This year the Duncan of Jordanstone Degree show made its way back to the college itself. The preview of the show was held as a catwalk show where models were adorned with various pieces of jewellery, textiles - even a cup and saucer. It’s great to see individual work that is both innovative and often playful.
The level of detail and finish on show in some work is encouraging to see, as is the thought and attention given to how the work is displayed. It’s always good to see the final degree show pieces on display but part of the fascination comes in meeting and speaking to the makers.
Chatting to them reveals the thought behind their pieces, how they have taken a concept and developed it into a body of work. It’s interesting to see how their work has developed and the different directions they have taken, which is sometimes due the challenges they have faced and have had to overcome. It also gives you a glimpse of the skills and qualities required to be a maker. It’s intriguing to hear and see where each take their inspiration from, whether that be from landscapes, electronics or vanity to name but a few.
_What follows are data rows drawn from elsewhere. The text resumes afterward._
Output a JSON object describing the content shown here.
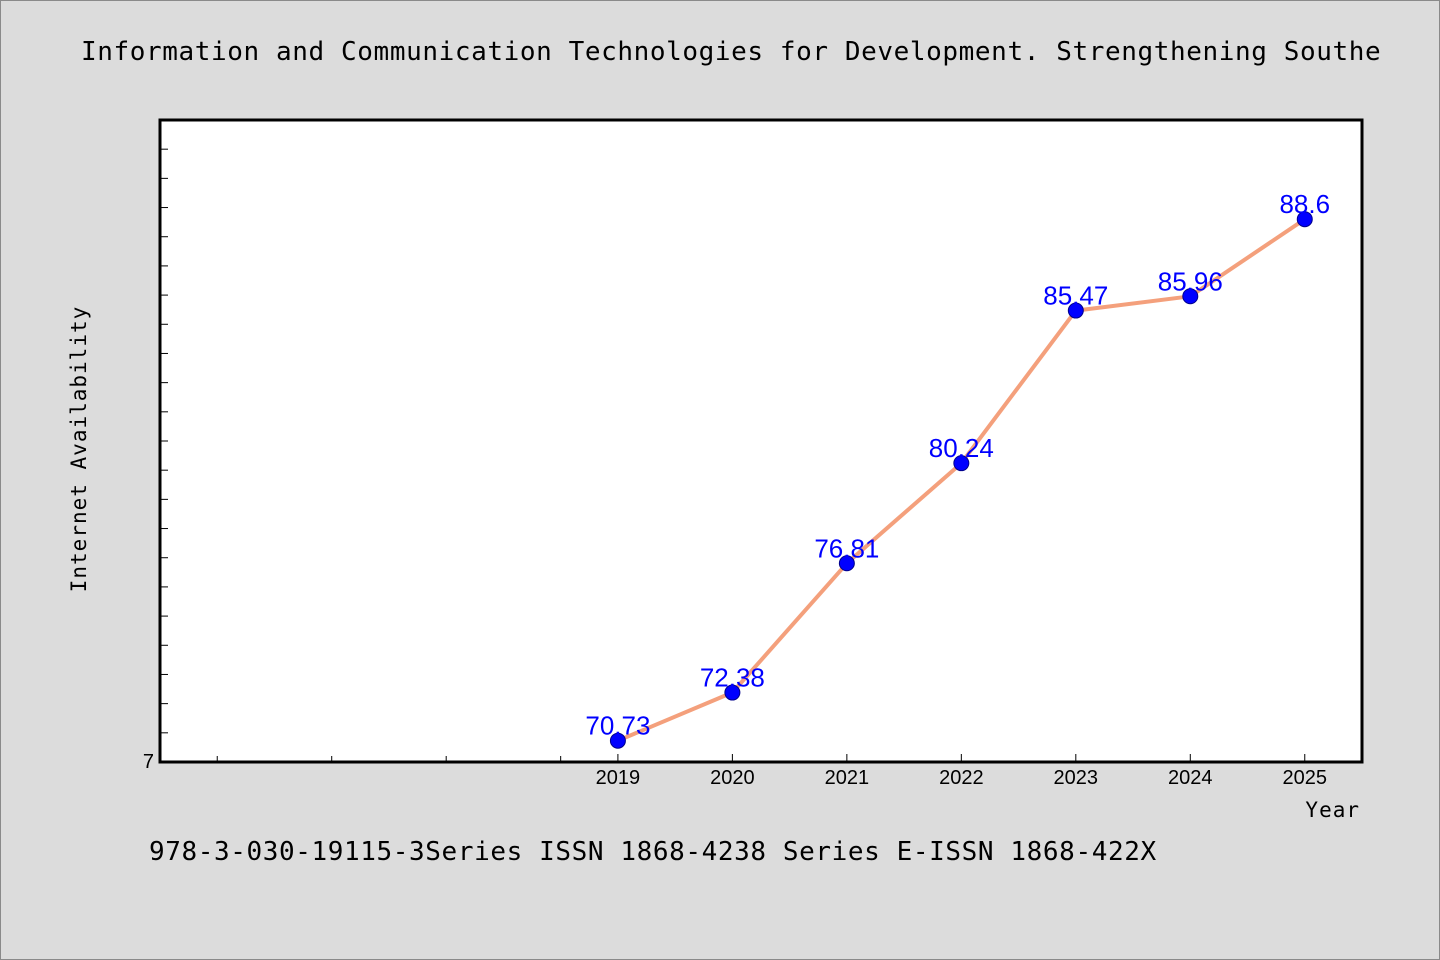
{
  "title": "Information and Communication Technologies for Development. Strengthening Southe",
  "footer": "978-3-030-19115-3Series ISSN 1868-4238 Series E-ISSN 1868-422X",
  "colors": {
    "line": "#f4a07c",
    "marker": "#0000ff",
    "label": "#0000ff",
    "background": "#dcdcdc",
    "plot_bg": "#ffffff"
  },
  "chart_data": {
    "type": "line",
    "title": "Information and Communication Technologies for Development. Strengthening Southe",
    "xlabel": "Year",
    "ylabel": "Internet Availability",
    "x": [
      "2019",
      "2020",
      "2021",
      "2022",
      "2023",
      "2024",
      "2025"
    ],
    "series": [
      {
        "values": [
          70.73,
          72.38,
          76.81,
          80.24,
          85.47,
          85.96,
          88.6
        ]
      }
    ],
    "data_labels": [
      "70.73",
      "72.38",
      "76.81",
      "80.24",
      "85.47",
      "85.96",
      "88.6"
    ],
    "y_tick_labels": [
      "7"
    ],
    "ylim": [
      70,
      92
    ],
    "xlim": [
      2015,
      2025.5
    ],
    "grid": false,
    "legend": "none"
  }
}
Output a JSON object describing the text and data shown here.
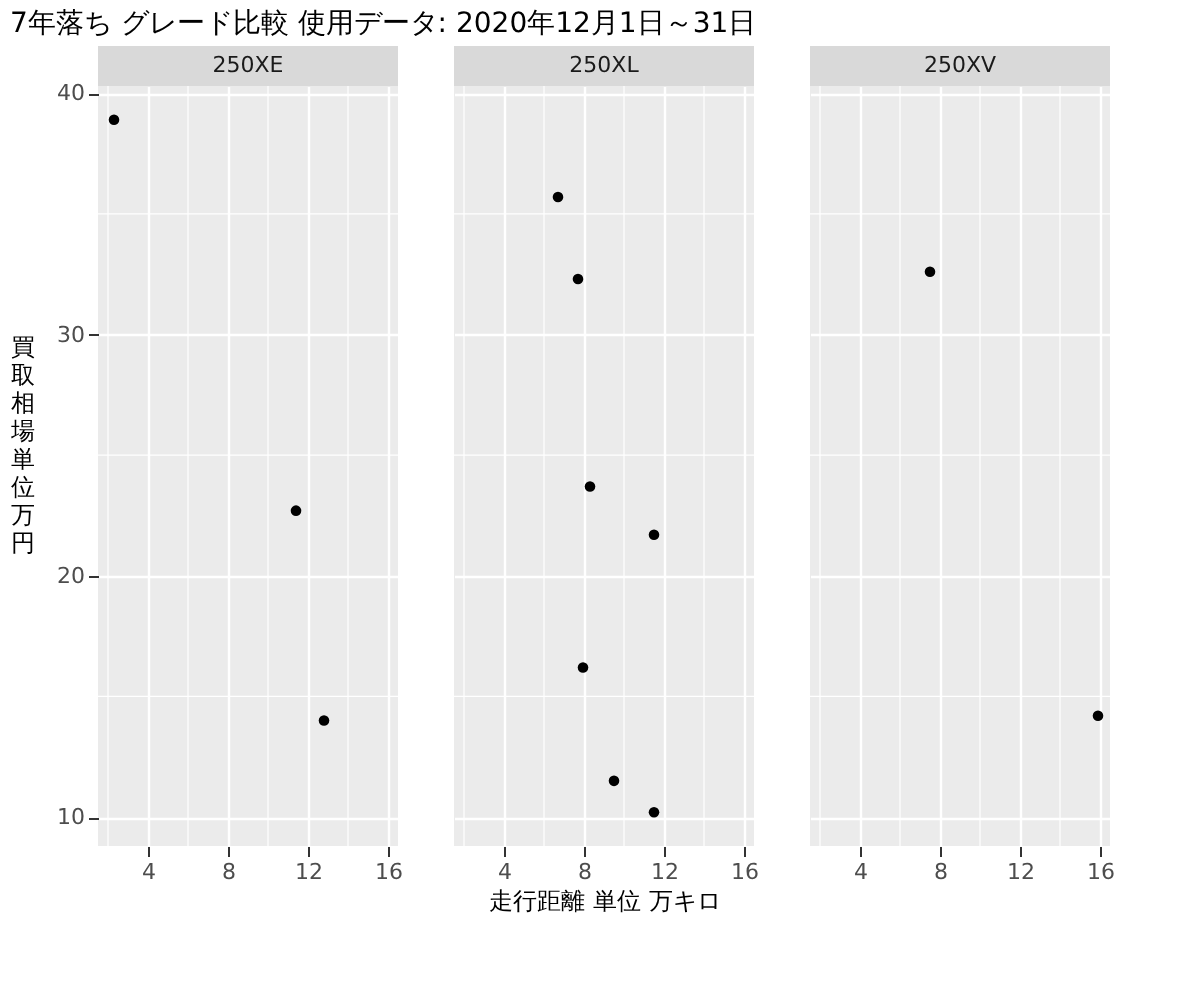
{
  "chart_data": [
    {
      "type": "scatter",
      "title": "7年落ち グレード比較 使用データ: 2020年12月1日～31日",
      "subtitle": "250XE",
      "ylabel": "買取相場単位万円",
      "x": [
        2.3,
        11.4,
        12.8
      ],
      "series": [
        {
          "color": "#000000",
          "values": [
            38.9,
            22.7,
            14.0
          ]
        }
      ],
      "xlim": [
        1.5,
        16.5
      ],
      "ylim": [
        8.8,
        40.3
      ],
      "xticks": [
        4,
        8,
        12,
        16
      ],
      "yticks": [
        10,
        20,
        30,
        40
      ],
      "grid": true,
      "marker": "circle"
    },
    {
      "type": "scatter",
      "subtitle": "250XL",
      "xlabel": "走行距離 単位 万キロ",
      "x": [
        6.7,
        7.7,
        8.3,
        11.5,
        7.95,
        9.5,
        11.5
      ],
      "series": [
        {
          "color": "#000000",
          "values": [
            35.7,
            32.3,
            23.7,
            21.7,
            16.2,
            11.5,
            10.2
          ]
        }
      ],
      "xlim": [
        1.5,
        16.5
      ],
      "ylim": [
        8.8,
        40.3
      ],
      "xticks": [
        4,
        8,
        12,
        16
      ],
      "yticks": [
        10,
        20,
        30,
        40
      ],
      "grid": true,
      "marker": "circle",
      "tick_labels": "x"
    },
    {
      "type": "scatter",
      "subtitle": "250XV",
      "x": [
        7.5,
        15.9
      ],
      "series": [
        {
          "color": "#000000",
          "values": [
            32.6,
            14.2
          ]
        }
      ],
      "xlim": [
        1.5,
        16.5
      ],
      "ylim": [
        8.8,
        40.3
      ],
      "xticks": [
        4,
        8,
        12,
        16
      ],
      "yticks": [
        10,
        20,
        30,
        40
      ],
      "grid": true,
      "marker": "circle",
      "tick_labels": "x"
    }
  ]
}
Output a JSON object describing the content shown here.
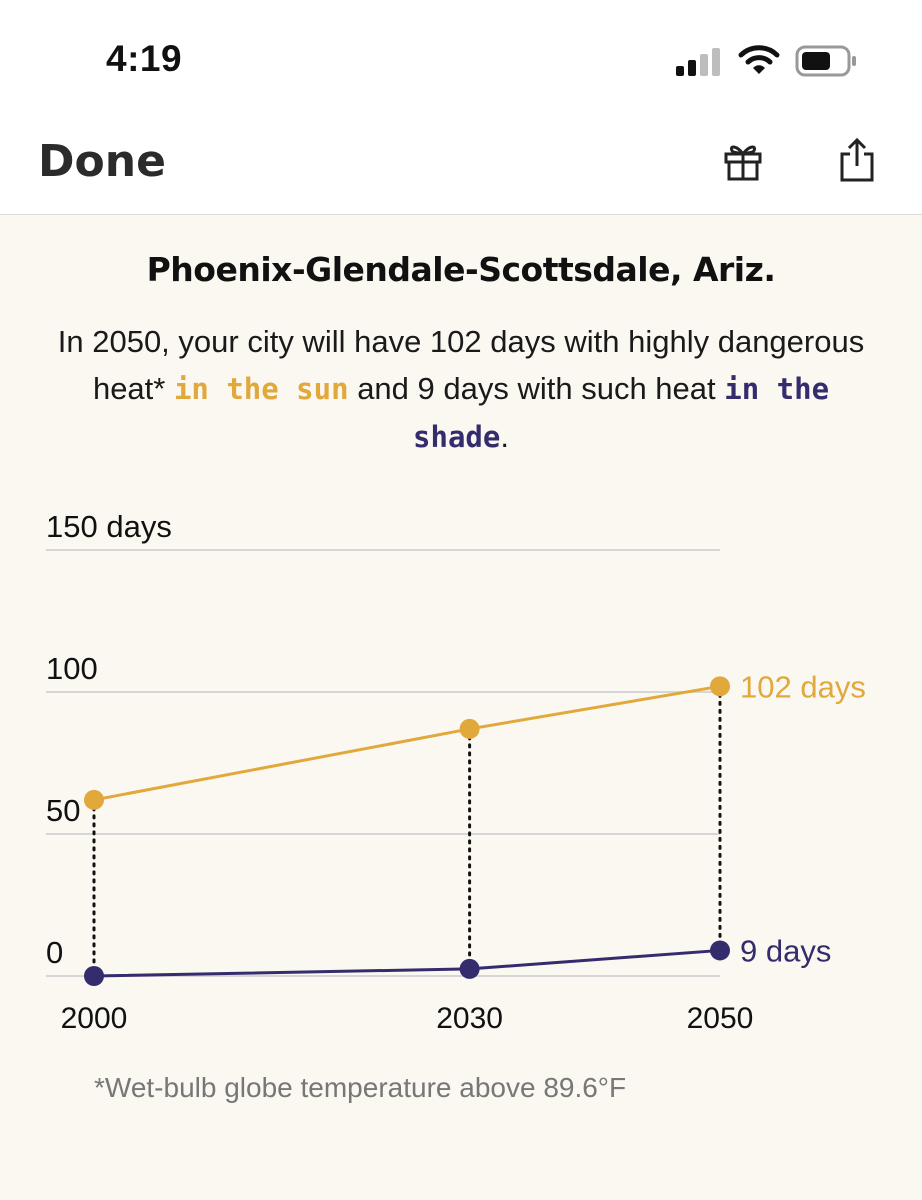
{
  "status": {
    "time": "4:19"
  },
  "nav": {
    "done_label": "Done"
  },
  "header": {
    "title": "Phoenix-Glendale-Scottsdale, Ariz.",
    "desc_1": "In 2050, your city will have 102 days with highly dangerous heat* ",
    "sun_label": "in the sun",
    "desc_2": " and 9 days with such heat ",
    "shade_label": "in the shade",
    "desc_3": "."
  },
  "colors": {
    "sun": "#e1a83c",
    "shade": "#352c6d",
    "grid": "#d6d6d6"
  },
  "chart_data": {
    "type": "line",
    "x": [
      2000,
      2030,
      2050
    ],
    "x_tick_labels": [
      "2000",
      "2030",
      "2050"
    ],
    "y_tick_labels": [
      "150 days",
      "100",
      "50",
      "0"
    ],
    "y_ticks": [
      150,
      100,
      50,
      0
    ],
    "ylim": [
      0,
      150
    ],
    "grid": true,
    "series": [
      {
        "key": "sun",
        "values": [
          62,
          87,
          102
        ],
        "end_label": "102 days",
        "color": "#e1a83c"
      },
      {
        "key": "shade",
        "values": [
          0,
          2.5,
          9
        ],
        "end_label": "9 days",
        "color": "#352c6d"
      }
    ]
  },
  "footnote": "*Wet-bulb globe temperature above 89.6°F"
}
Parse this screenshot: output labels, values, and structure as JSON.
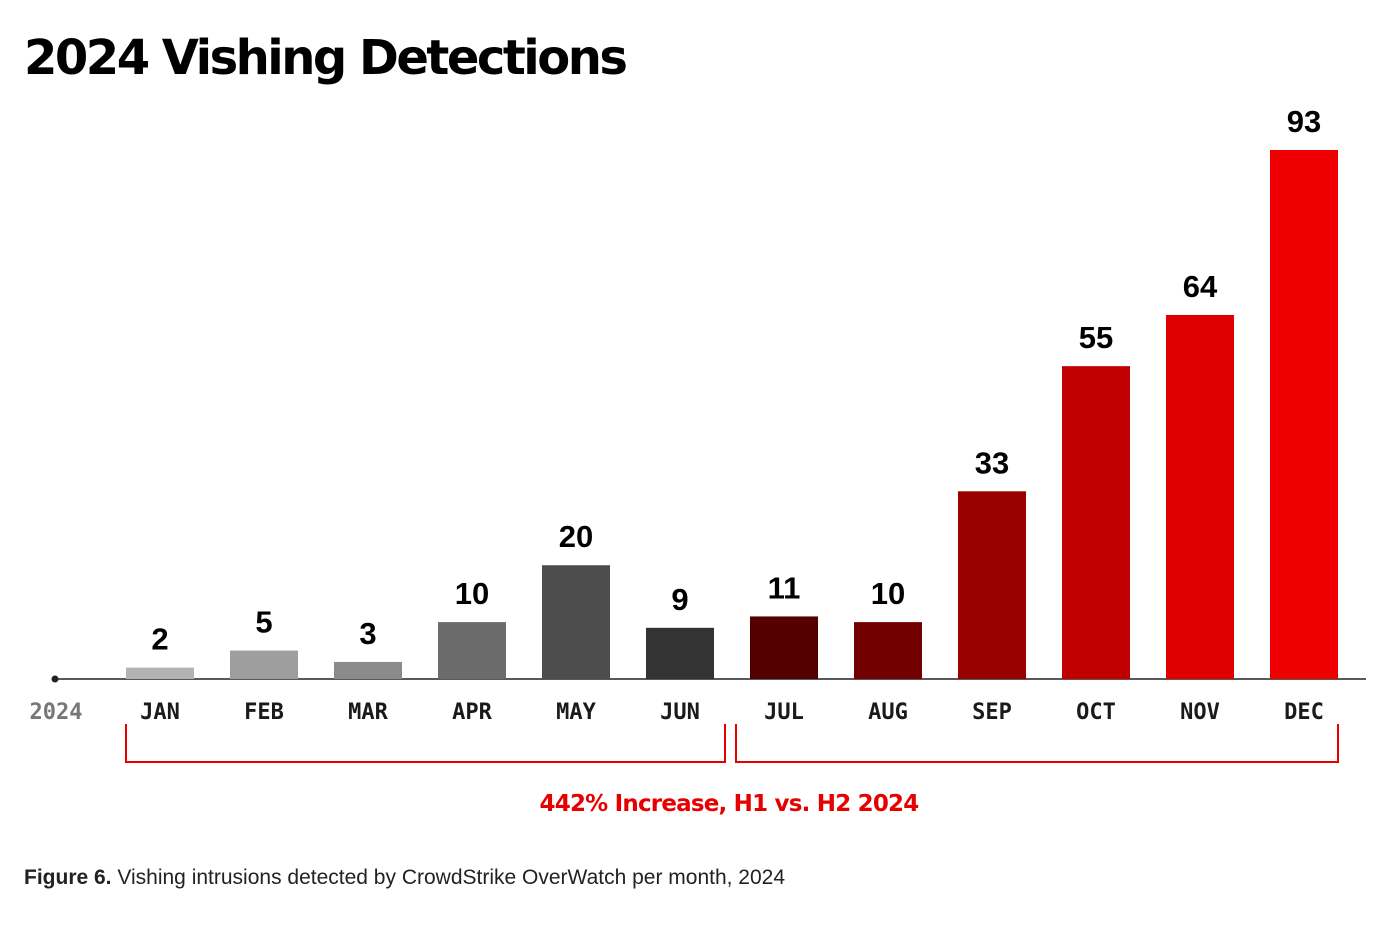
{
  "chart_data": {
    "type": "bar",
    "title": "2024 Vishing Detections",
    "year_label": "2024",
    "categories": [
      "JAN",
      "FEB",
      "MAR",
      "APR",
      "MAY",
      "JUN",
      "JUL",
      "AUG",
      "SEP",
      "OCT",
      "NOV",
      "DEC"
    ],
    "values": [
      2,
      5,
      3,
      10,
      20,
      9,
      11,
      10,
      33,
      55,
      64,
      93
    ],
    "colors": [
      "#b3b3b3",
      "#9e9e9e",
      "#8a8a8a",
      "#6b6b6b",
      "#4d4d4d",
      "#333333",
      "#550000",
      "#720000",
      "#990000",
      "#c00000",
      "#dc0000",
      "#ee0000"
    ],
    "ylim": [
      0,
      93
    ],
    "xlabel": "",
    "ylabel": "",
    "annotation": "442% Increase, H1 vs. H2 2024",
    "accent_color": "#e60000",
    "axis_color": "#222222"
  },
  "caption": {
    "label": "Figure 6.",
    "text": " Vishing intrusions detected by CrowdStrike OverWatch per month, 2024"
  }
}
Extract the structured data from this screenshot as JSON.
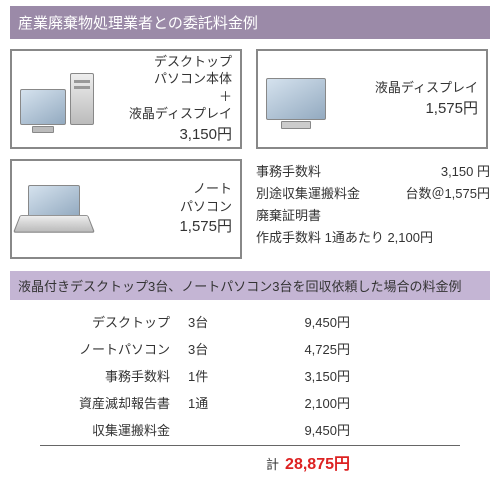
{
  "header": "産業廃棄物処理業者との委託料金例",
  "cards": {
    "desktop": {
      "name1": "デスクトップ",
      "name2": "パソコン本体",
      "plus": "＋",
      "name3": "液晶ディスプレイ",
      "price": "3,150円"
    },
    "lcd": {
      "name": "液晶ディスプレイ",
      "price": "1,575円"
    },
    "note": {
      "name1": "ノート",
      "name2": "パソコン",
      "price": "1,575円"
    }
  },
  "fees": {
    "r1l": "事務手数料",
    "r1v": "3,150 円",
    "r2l": "別途収集運搬料金",
    "r2v": "台数＠1,575円",
    "r3a": "廃棄証明書",
    "r3b": "作成手数料 1通あたり  2,100円"
  },
  "subheader": "液晶付きデスクトップ3台、ノートパソコン3台を回収依頼した場合の料金例",
  "table": [
    {
      "c1": "デスクトップ",
      "c2": "3台",
      "c3": "9,450円"
    },
    {
      "c1": "ノートパソコン",
      "c2": "3台",
      "c3": "4,725円"
    },
    {
      "c1": "事務手数料",
      "c2": "1件",
      "c3": "3,150円"
    },
    {
      "c1": "資産滅却報告書",
      "c2": "1通",
      "c3": "2,100円"
    },
    {
      "c1": "収集運搬料金",
      "c2": "",
      "c3": "9,450円"
    }
  ],
  "total": {
    "label": "計",
    "value": "28,875円"
  }
}
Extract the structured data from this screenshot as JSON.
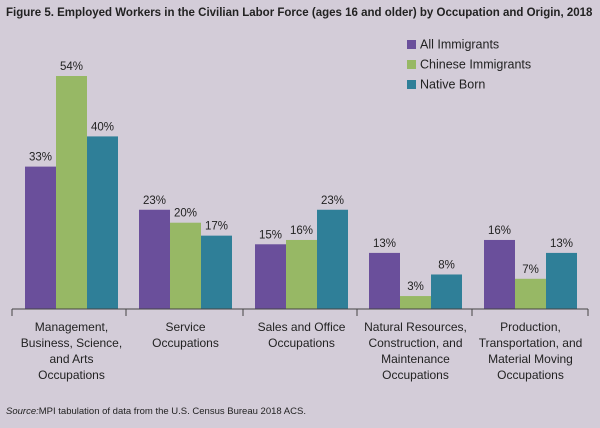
{
  "chart_data": {
    "type": "bar",
    "title": "Figure 5. Employed Workers in the Civilian Labor Force (ages 16 and older) by Occupation and Origin, 2018",
    "categories": [
      [
        "Management,",
        "Business, Science,",
        "and Arts",
        "Occupations"
      ],
      [
        "Service",
        "Occupations"
      ],
      [
        "Sales and Office",
        "Occupations"
      ],
      [
        "Natural Resources,",
        "Construction, and",
        "Maintenance",
        "Occupations"
      ],
      [
        "Production,",
        "Transportation, and",
        "Material Moving",
        "Occupations"
      ]
    ],
    "series": [
      {
        "name": "All Immigrants",
        "color": "#6a4f9b",
        "values": [
          33,
          23,
          15,
          13,
          16
        ]
      },
      {
        "name": "Chinese Immigrants",
        "color": "#97b865",
        "values": [
          54,
          20,
          16,
          3,
          7
        ]
      },
      {
        "name": "Native Born",
        "color": "#2f7f98",
        "values": [
          40,
          17,
          23,
          8,
          13
        ]
      }
    ],
    "value_suffix": "%",
    "ylim": [
      0,
      54
    ],
    "legend_position": "top-right",
    "xlabel": "",
    "ylabel": ""
  },
  "source": {
    "label": "Source:",
    "text": "MPI tabulation of data from the U.S. Census Bureau 2018 ACS."
  }
}
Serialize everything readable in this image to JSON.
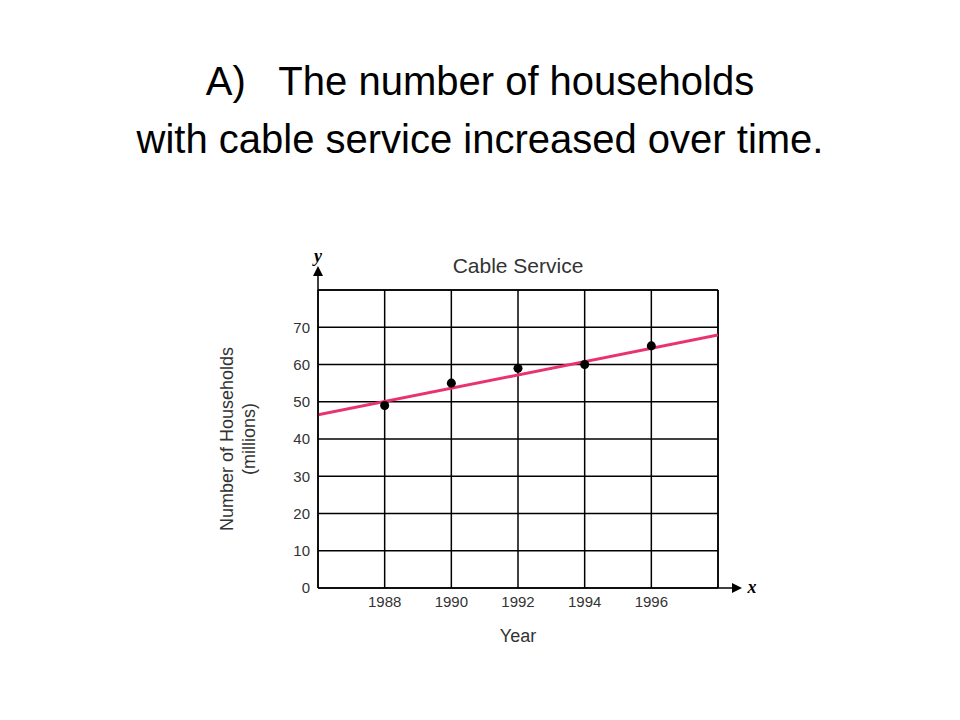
{
  "header": {
    "lines": [
      "A)   The number of households",
      "with cable service increased over time."
    ]
  },
  "chart_data": {
    "type": "scatter",
    "title": "Cable Service",
    "xlabel": "Year",
    "ylabel": [
      "Number of Households",
      "(millions)"
    ],
    "axis_letters": {
      "x": "x",
      "y": "y"
    },
    "xlim": [
      1986,
      1998
    ],
    "xticks": [
      1988,
      1990,
      1992,
      1994,
      1996
    ],
    "ylim": [
      0,
      80
    ],
    "yticks": [
      0,
      10,
      20,
      30,
      40,
      50,
      60,
      70
    ],
    "grid": true,
    "series": [
      {
        "type": "scatter",
        "color": "#000000",
        "marker": "circle",
        "x": [
          1988,
          1990,
          1992,
          1994,
          1996
        ],
        "values": [
          49,
          55,
          59,
          60,
          65
        ]
      },
      {
        "type": "line",
        "color": "#e8336e",
        "line_style": "solid",
        "x": [
          1986,
          1998
        ],
        "values": [
          46.5,
          67.9
        ]
      }
    ]
  }
}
The care and skill that has gone into some of the pieces is evident. Kellie Theresa Leighton, Precious Metal Bursary Award winner for Jewellery and Silversmithing, is certainly one to watch. Her intricate piercing of 2-D silver to give it a 3-D surface shows the typographical map contour lines. Nicola Reid’s vanity range is fun and unusual; she uses materials such as powder compacts and suspender belts to form her jewellery pieces. Anne Sutherland took time out to find the raw material and spent endless hours panning for gold, some small flakes of which she has used in one of her pieces. It was great to see Alison Bond’s interactive, innovative and fun textile pieces, especially her ‘Talk to Me’ dress which responds to sound through rows of flashing lights. Chatting to Alison she explains that she had no experience or prior knowledge of this particular type of electronics, however, she managed to teach herself coding and electronic construction to produce her etextiles.
From speaking to the students it’s easy to tell that many of them are keen to develop and hone their skills further and some of them should be watched with anticipation.